How are Linux shells and filesystem Unicode-aware? How are Linux shells and filesystem Unicode-aware? shell shell

How are Linux shells and filesystem Unicode-aware?


It is true that UTF-16 and other "wide character" encodings cannot be used for pathnames in Linux (nor any other POSIX-compliant OS).

It is not true in principle that anyone assumes UTF-8, although that may come to be true in the future as other encodings die off. What Unix-style programs assume is an ASCII-compatible encoding. Any encoding with these properties is ASCII-compatible:

  • The fundamental unit of the encoding is a byte, not a larger entity. Some characters might be encoded as a sequence of bytes, but there must be at least 127 characters that are encoded using only a single byte, namely:
  • The characters defined by ASCII (nowadays, these are best described as Unicode codepoints U+000000 through U+00007F, inclusive) are encoded as single bytes, with values equal to their Unicode codepoints.
  • Conversely, the bytes with values 0x00 through 0x7F must always decode to the characters defined by ASCII, regardless of surrounding context. (For instance, the string 0x81 0x2F must decode to two characters, whatever 0x81 decodes to and then /.)

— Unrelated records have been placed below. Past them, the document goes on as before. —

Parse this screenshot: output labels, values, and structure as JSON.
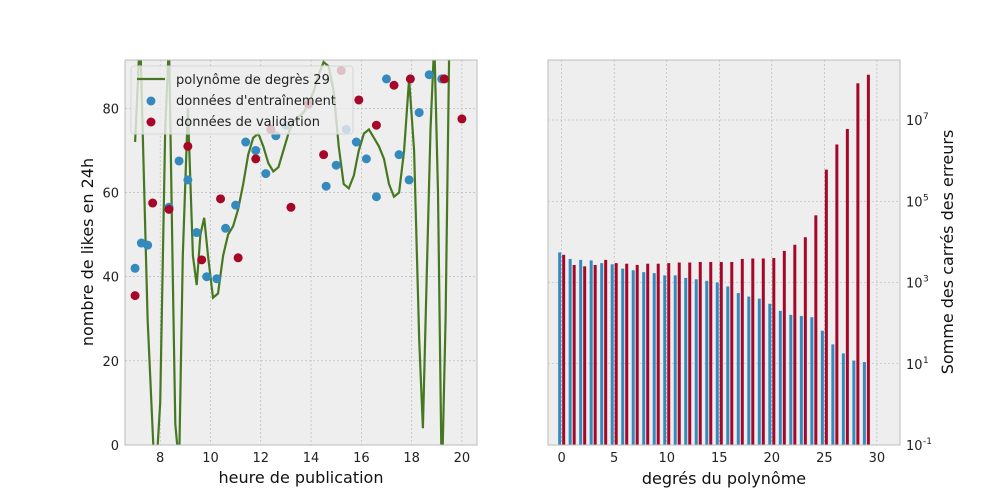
{
  "chart_data": [
    {
      "type": "scatter",
      "xlabel": "heure de publication",
      "ylabel": "nombre de likes en 24h",
      "xlim": [
        6.6,
        20.6
      ],
      "ylim": [
        0,
        91.5
      ],
      "xticks": [
        8,
        10,
        12,
        14,
        16,
        18,
        20
      ],
      "yticks": [
        0,
        20,
        40,
        60,
        80
      ],
      "grid": true,
      "legend_position": "top-left",
      "colors": {
        "polynomial": "#467821",
        "train": "#348ABD",
        "validation": "#A60628",
        "background": "#EEEEEE"
      },
      "series": [
        {
          "name": "polynôme de degrès 29",
          "kind": "line",
          "points": [
            [
              7.0,
              72
            ],
            [
              7.2,
              98
            ],
            [
              7.5,
              30
            ],
            [
              7.8,
              -10
            ],
            [
              8.0,
              10
            ],
            [
              8.2,
              75
            ],
            [
              8.35,
              96
            ],
            [
              8.5,
              40
            ],
            [
              8.6,
              5
            ],
            [
              8.75,
              -5
            ],
            [
              8.9,
              45
            ],
            [
              9.1,
              80
            ],
            [
              9.3,
              45
            ],
            [
              9.45,
              38
            ],
            [
              9.6,
              50
            ],
            [
              9.75,
              54
            ],
            [
              9.9,
              45
            ],
            [
              10.1,
              35
            ],
            [
              10.3,
              36
            ],
            [
              10.5,
              45
            ],
            [
              10.7,
              50
            ],
            [
              10.9,
              52
            ],
            [
              11.1,
              56
            ],
            [
              11.3,
              62
            ],
            [
              11.5,
              69
            ],
            [
              11.7,
              73
            ],
            [
              11.9,
              74
            ],
            [
              12.1,
              71
            ],
            [
              12.3,
              67
            ],
            [
              12.5,
              65
            ],
            [
              12.7,
              66
            ],
            [
              12.9,
              70
            ],
            [
              13.1,
              74
            ],
            [
              13.3,
              77
            ],
            [
              13.5,
              78
            ],
            [
              13.7,
              79
            ],
            [
              13.9,
              81
            ],
            [
              14.1,
              84
            ],
            [
              14.3,
              88
            ],
            [
              14.5,
              91
            ],
            [
              14.7,
              90
            ],
            [
              14.9,
              84
            ],
            [
              15.1,
              71
            ],
            [
              15.3,
              62
            ],
            [
              15.5,
              61
            ],
            [
              15.7,
              64
            ],
            [
              15.9,
              70
            ],
            [
              16.1,
              74
            ],
            [
              16.3,
              75
            ],
            [
              16.5,
              73
            ],
            [
              16.7,
              71
            ],
            [
              16.9,
              68
            ],
            [
              17.1,
              62
            ],
            [
              17.3,
              59
            ],
            [
              17.5,
              60
            ],
            [
              17.7,
              70
            ],
            [
              17.9,
              87
            ],
            [
              18.1,
              70
            ],
            [
              18.3,
              25
            ],
            [
              18.45,
              4
            ],
            [
              18.6,
              40
            ],
            [
              18.75,
              75
            ],
            [
              18.9,
              96
            ],
            [
              19.05,
              60
            ],
            [
              19.2,
              -10
            ],
            [
              19.35,
              30
            ],
            [
              19.5,
              96
            ]
          ]
        },
        {
          "name": "données d'entraînement",
          "kind": "scatter",
          "points": [
            [
              7.0,
              42
            ],
            [
              7.25,
              48
            ],
            [
              7.5,
              47.5
            ],
            [
              8.35,
              56.5
            ],
            [
              8.75,
              67.5
            ],
            [
              9.1,
              63
            ],
            [
              9.45,
              50.5
            ],
            [
              9.85,
              40
            ],
            [
              10.25,
              39.5
            ],
            [
              10.6,
              51.5
            ],
            [
              11.0,
              57
            ],
            [
              11.4,
              72
            ],
            [
              11.8,
              70
            ],
            [
              12.2,
              64.5
            ],
            [
              12.6,
              73.5
            ],
            [
              13.0,
              76
            ],
            [
              14.6,
              61.5
            ],
            [
              15.0,
              66.5
            ],
            [
              15.4,
              75
            ],
            [
              15.8,
              72
            ],
            [
              16.2,
              68
            ],
            [
              16.6,
              59
            ],
            [
              17.0,
              87
            ],
            [
              17.5,
              69
            ],
            [
              17.9,
              63
            ],
            [
              18.3,
              79
            ],
            [
              18.7,
              88
            ],
            [
              19.2,
              87
            ]
          ]
        },
        {
          "name": "données de validation",
          "kind": "scatter",
          "points": [
            [
              7.0,
              35.5
            ],
            [
              7.7,
              57.5
            ],
            [
              8.35,
              56
            ],
            [
              9.1,
              71
            ],
            [
              9.65,
              44
            ],
            [
              10.4,
              58.5
            ],
            [
              11.1,
              44.5
            ],
            [
              11.8,
              68
            ],
            [
              12.4,
              75
            ],
            [
              13.2,
              56.5
            ],
            [
              13.9,
              81
            ],
            [
              14.5,
              69
            ],
            [
              15.2,
              89
            ],
            [
              15.9,
              82
            ],
            [
              16.6,
              76
            ],
            [
              17.3,
              85.5
            ],
            [
              17.95,
              87
            ],
            [
              19.3,
              87
            ],
            [
              20.0,
              77.5
            ]
          ]
        }
      ]
    },
    {
      "type": "bar",
      "xlabel": "degrés du polynôme",
      "ylabel": "Somme des carrés des erreurs",
      "y_scale": "log",
      "ylim": [
        0.1,
        300000000
      ],
      "xlim": [
        -1.3,
        32.2
      ],
      "xticks": [
        0,
        5,
        10,
        15,
        20,
        25,
        30
      ],
      "ytick_labels": [
        "10",
        "10",
        "10",
        "10",
        "10"
      ],
      "ytick_exponents": [
        "-1",
        "1",
        "3",
        "5",
        "7"
      ],
      "ytick_values": [
        0.1,
        10,
        1000,
        100000,
        10000000
      ],
      "yaxis_position": "right",
      "grid": true,
      "colors": {
        "train": "#348ABD",
        "validation": "#A60628",
        "background": "#EEEEEE"
      },
      "categories": [
        0,
        1,
        2,
        3,
        4,
        5,
        6,
        7,
        8,
        9,
        10,
        11,
        12,
        13,
        14,
        15,
        16,
        17,
        18,
        19,
        20,
        21,
        22,
        23,
        24,
        25,
        26,
        27,
        28,
        29
      ],
      "series": [
        {
          "kind": "train",
          "values": [
            5500,
            3800,
            3600,
            3500,
            3000,
            2800,
            2200,
            2000,
            1800,
            1700,
            1500,
            1500,
            1300,
            1200,
            1100,
            1000,
            800,
            550,
            450,
            400,
            300,
            200,
            160,
            150,
            140,
            65,
            30,
            18,
            12,
            11
          ]
        },
        {
          "kind": "validation",
          "values": [
            4800,
            2700,
            2500,
            2700,
            3600,
            3000,
            2900,
            2700,
            2900,
            2900,
            3000,
            3100,
            3100,
            3200,
            3200,
            3200,
            3200,
            3800,
            3900,
            3900,
            4000,
            6000,
            8500,
            13000,
            45000,
            600000,
            2500000,
            6000000,
            80000000,
            130000000
          ]
        }
      ]
    }
  ]
}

UTF-8 is ASCII-compatible, but so are all of the ISO-8859-n pages, the EUC encodings, and many, many others.

Some programs may also require an additional property:

  • The encoding of a character, viewed as a sequence of bytes, is never a proper prefix nor a proper suffix of the encoding of any other character.

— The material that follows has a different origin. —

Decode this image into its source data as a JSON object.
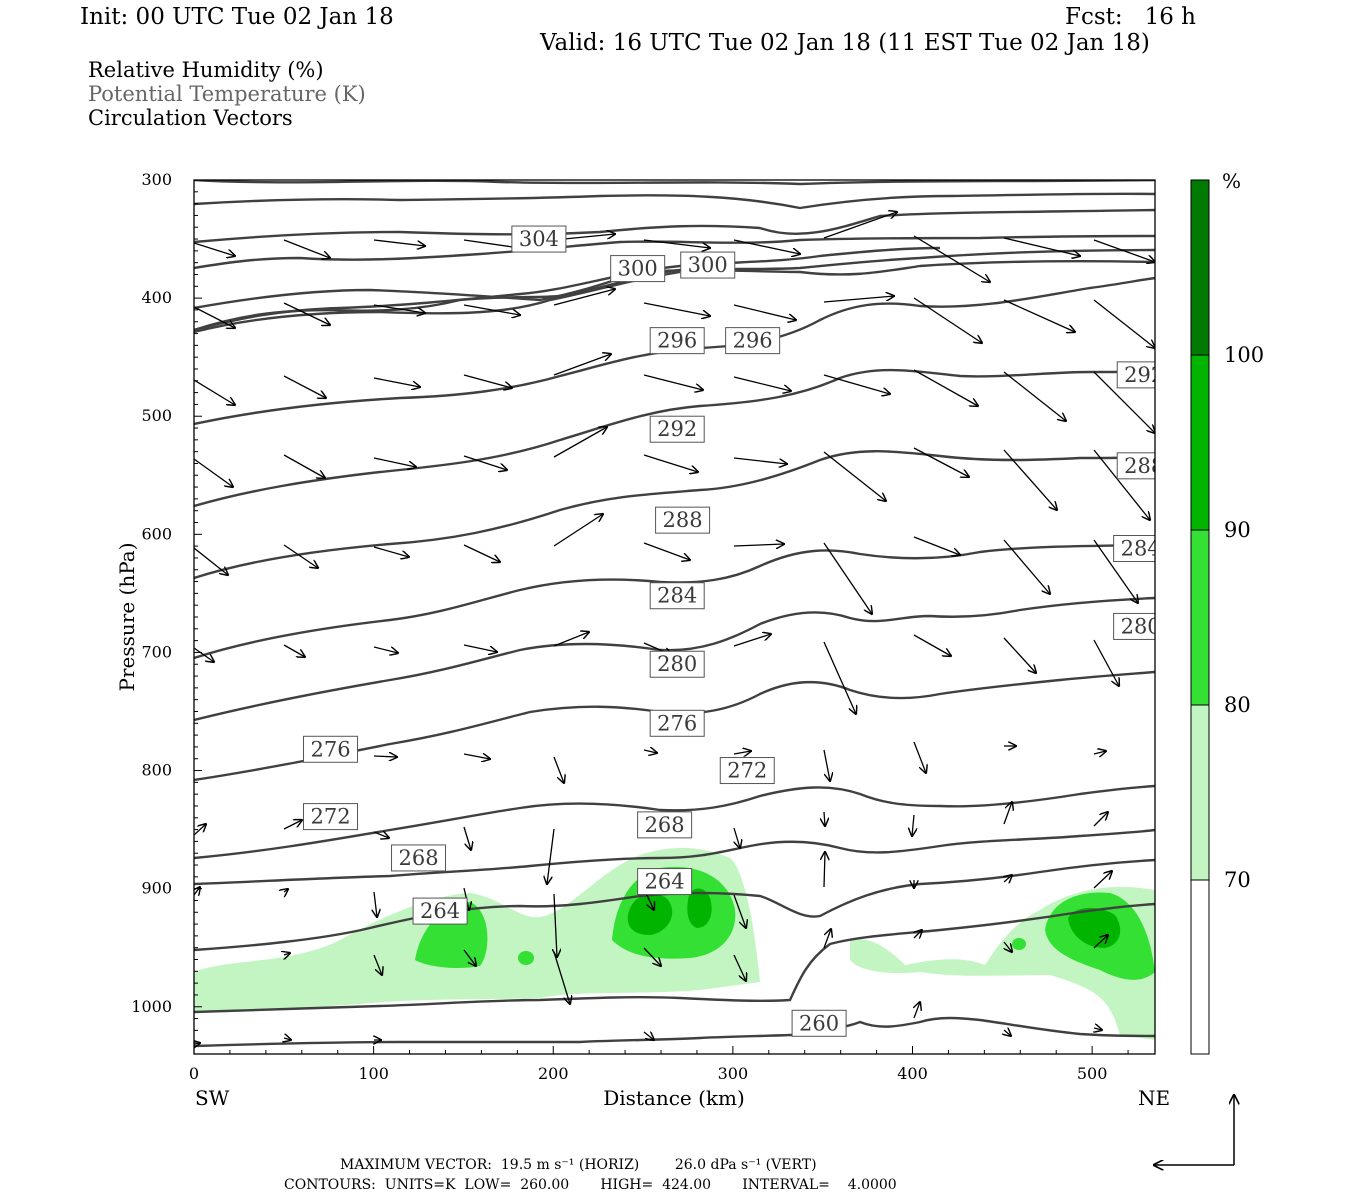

UTF-8 has this property, but (I think) EUC-JP doesn't.

It is also the case that many "Unix-style" programs reserve the codepoint U+000000 (NUL) for use as a string terminator. This is technically not a constraint on the encoding, but on the text itself. (The closely-related requirement that the byte 0x00 not appear in the middle of a string is a consequence of this plus the requirement that 0x00 maps to U+000000 regardless of surrounding context.)


There is no encoding of filenames in Linux (in ext family of filesystems at any rate). Filenames are sequences of bytes, not characters. It is up to application programs to interpret these bytes as UTF-8 or anything else. The filesystem doesn't care.

POSIX stipulates that the shell obeys the locale environment vsriables such as LC_CTYPE when performing pattern matches. Thus, pattern-matching code that just compares bytes regardless of the encoding would not be compatible with your hypothetical encoding, or with any stateful encoding. But this doesn't seem to matter much as such encodings are not commonly supported by existing locales. UTF-8 on the other hand seems to be supported well: in my experiments bash correctly matches the ? character with a single Unicode character, rather than a single byte, in the filename (given an UTF-8 locale) as prescribed by POSIX.